Speaking of anxiety though, worrying about future events more often than not just creates unnecessary anxiety. While it is important to plan and be prepared, there is a limit to the effectiveness of this when it takes away from the enjoyment of the present. It is better to remind yourself of ways you are prepared for and tools you have to handle any concerning situations in the future, and then focus back on the present. It can be challenging to train your mind to pay attention to only what’s happening now, or only one issue at a time, but it can be very beneficial to do so.

So how is this accomplished? Try just these few steps this week as a starting point.

  • First – wait for it – breathe. Yes, breathe. Nice and slow, in through your nose and out through the mouth. Remember that slowing down your breathing calms your nervous system, allows you to relax, and provides an oxygen boost which improves mental focus.

  • Pay attention to your surroundings. What do you notice? Listen to the sounds you hear, notice any smells, and just observe. This is particularly useful to practice if you are outside where you can be immersed in nature.

  • Prioritize. Is there something you really have to do this moment? If so, attend to it, but only that one thing. You don’t have to stop a necessary activity to be mindful (in fact, the goal is to be mindful in all activities!) If not, then just stay present in the moment observing what’s around you.

  • Notice any thoughts that are going through your mind. Are they helpful thoughts, or are they worries? Try to clear your mind of any thoughts that aren’t necessary. When I do this, I like to imagine a little ship in the ocean that I place the extra thoughts on and watch them float away. It works for me, maybe it will work for you too. Do that repeatedly until you feel your mind clear.

  • Put down your phone. Avoid scrolling mindlessly or checking for messages, that will just add clutter to your thoughts. If you notice that you feel anxious when you actively disengage from technology for a bit, realize that this is common and just recognize the emotion.
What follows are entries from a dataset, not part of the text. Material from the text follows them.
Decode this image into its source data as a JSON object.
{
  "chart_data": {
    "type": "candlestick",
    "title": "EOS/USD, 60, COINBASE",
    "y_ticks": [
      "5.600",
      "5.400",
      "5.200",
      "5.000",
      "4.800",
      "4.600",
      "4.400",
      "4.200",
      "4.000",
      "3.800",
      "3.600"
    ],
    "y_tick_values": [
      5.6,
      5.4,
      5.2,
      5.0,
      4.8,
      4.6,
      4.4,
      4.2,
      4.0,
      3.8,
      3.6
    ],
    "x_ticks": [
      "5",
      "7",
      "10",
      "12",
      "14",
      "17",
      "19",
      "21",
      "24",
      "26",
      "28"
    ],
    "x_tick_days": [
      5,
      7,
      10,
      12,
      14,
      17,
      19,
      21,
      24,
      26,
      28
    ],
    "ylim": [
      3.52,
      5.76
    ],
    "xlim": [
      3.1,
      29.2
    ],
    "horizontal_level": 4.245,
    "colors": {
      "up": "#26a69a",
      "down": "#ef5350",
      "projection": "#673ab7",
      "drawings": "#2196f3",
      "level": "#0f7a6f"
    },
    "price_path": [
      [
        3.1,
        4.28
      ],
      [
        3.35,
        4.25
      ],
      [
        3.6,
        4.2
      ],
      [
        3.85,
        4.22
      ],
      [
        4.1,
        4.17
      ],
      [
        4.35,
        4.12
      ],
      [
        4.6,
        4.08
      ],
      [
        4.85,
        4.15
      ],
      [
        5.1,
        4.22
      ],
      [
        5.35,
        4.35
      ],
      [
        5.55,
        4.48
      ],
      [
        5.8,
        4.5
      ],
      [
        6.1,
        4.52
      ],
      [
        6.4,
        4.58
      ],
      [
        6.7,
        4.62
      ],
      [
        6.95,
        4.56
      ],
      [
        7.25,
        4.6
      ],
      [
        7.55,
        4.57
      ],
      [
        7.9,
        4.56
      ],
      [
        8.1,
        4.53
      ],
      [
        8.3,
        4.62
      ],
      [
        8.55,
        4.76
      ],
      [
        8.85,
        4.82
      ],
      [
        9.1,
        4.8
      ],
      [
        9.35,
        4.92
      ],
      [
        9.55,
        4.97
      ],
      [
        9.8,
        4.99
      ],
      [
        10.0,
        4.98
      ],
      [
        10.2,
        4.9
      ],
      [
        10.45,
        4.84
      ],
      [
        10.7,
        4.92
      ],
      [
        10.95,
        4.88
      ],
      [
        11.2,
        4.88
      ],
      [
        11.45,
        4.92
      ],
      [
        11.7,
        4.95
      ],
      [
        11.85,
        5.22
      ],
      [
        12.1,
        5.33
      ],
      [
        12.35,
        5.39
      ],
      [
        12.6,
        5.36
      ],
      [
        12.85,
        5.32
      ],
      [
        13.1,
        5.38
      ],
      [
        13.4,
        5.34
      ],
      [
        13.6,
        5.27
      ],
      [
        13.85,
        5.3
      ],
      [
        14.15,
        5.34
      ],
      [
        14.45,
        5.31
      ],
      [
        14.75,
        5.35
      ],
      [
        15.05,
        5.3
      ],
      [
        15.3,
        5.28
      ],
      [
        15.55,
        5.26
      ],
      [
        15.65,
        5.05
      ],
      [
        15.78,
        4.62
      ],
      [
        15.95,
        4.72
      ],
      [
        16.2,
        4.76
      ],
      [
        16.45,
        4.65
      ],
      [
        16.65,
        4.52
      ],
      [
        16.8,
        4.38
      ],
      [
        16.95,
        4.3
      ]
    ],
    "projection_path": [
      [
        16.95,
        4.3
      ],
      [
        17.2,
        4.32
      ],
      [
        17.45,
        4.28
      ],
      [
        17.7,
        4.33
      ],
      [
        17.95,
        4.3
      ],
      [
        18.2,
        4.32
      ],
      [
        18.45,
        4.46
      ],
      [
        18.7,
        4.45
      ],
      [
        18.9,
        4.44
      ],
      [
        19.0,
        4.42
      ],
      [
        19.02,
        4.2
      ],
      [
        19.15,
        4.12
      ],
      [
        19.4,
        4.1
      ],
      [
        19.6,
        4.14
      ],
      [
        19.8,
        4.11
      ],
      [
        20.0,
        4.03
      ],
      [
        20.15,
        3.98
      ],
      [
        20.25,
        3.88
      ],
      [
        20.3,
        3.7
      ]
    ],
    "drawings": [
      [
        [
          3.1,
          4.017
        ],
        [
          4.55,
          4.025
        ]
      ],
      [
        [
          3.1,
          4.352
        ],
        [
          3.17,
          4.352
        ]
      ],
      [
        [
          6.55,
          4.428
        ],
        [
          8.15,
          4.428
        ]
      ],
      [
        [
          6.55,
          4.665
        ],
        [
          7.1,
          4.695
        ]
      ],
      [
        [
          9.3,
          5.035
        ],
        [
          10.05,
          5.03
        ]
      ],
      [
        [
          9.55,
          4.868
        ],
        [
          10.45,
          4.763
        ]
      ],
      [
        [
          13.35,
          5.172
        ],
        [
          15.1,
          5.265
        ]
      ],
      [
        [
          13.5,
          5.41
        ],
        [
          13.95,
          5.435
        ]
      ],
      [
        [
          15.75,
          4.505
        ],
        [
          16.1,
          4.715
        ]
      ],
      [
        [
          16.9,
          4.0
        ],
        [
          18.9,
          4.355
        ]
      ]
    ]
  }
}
Name your emotion as well. Saying to yourself "I am feeling anxious" (or distracted, or tense, or sad, etc.) has a different effect than saying "I AM anxious" (or distracted, or tense, or sad, etc.) It helps you to recognize that you are having an emotion, instead of being caught up in the emotion. Remind yourself that any messages or emails or comments will still be there later as well.

  • Focus on your body. Take a quick scan to assess how you’re feeling. Are there any spots of tension or places of stress? Do you need to relax or take a walk? Maybe you’re hungry or thirsty. Tune in to your own needs.

  • Be present. Whatever it is you are doing – or not doing – pay attention only to that. It doesn’t matter if you’re completing a household task or going outside for a walk. Just be present fully in the moment. Enjoy it.

Try that for the next week and see if you notice any changes in your perceptions or how you are feeling. If worries creep into your mind, it’s okay to notice them but don’t let them take hold of your thoughts entirely. I love this image of a person walking with their dog outside. I’ve used it for years to illustrate the concept of mindfulness to people. Notice how the person’s thoughts are full of clutter, and they’re concerned about multiple problems that are not occurring right now. And this is distracting from the activity they’re actually doing. But the dog? That dog’s thoughts are completely focused on enjoying the moment outside with its human.

That’s exactly how we want to teach our minds to be. And it’s very possible, with a little practice. It doesn't mean that difficult events won't occur in the future, but it helps you to enjoy what is happening right now without the potential worry of those events taking away from that experience. Remember to practice being mindful and clearing your thoughts ever day, and it will get easier over time. Hopefully this posts gets you on the path to a calmer, clearer mindset!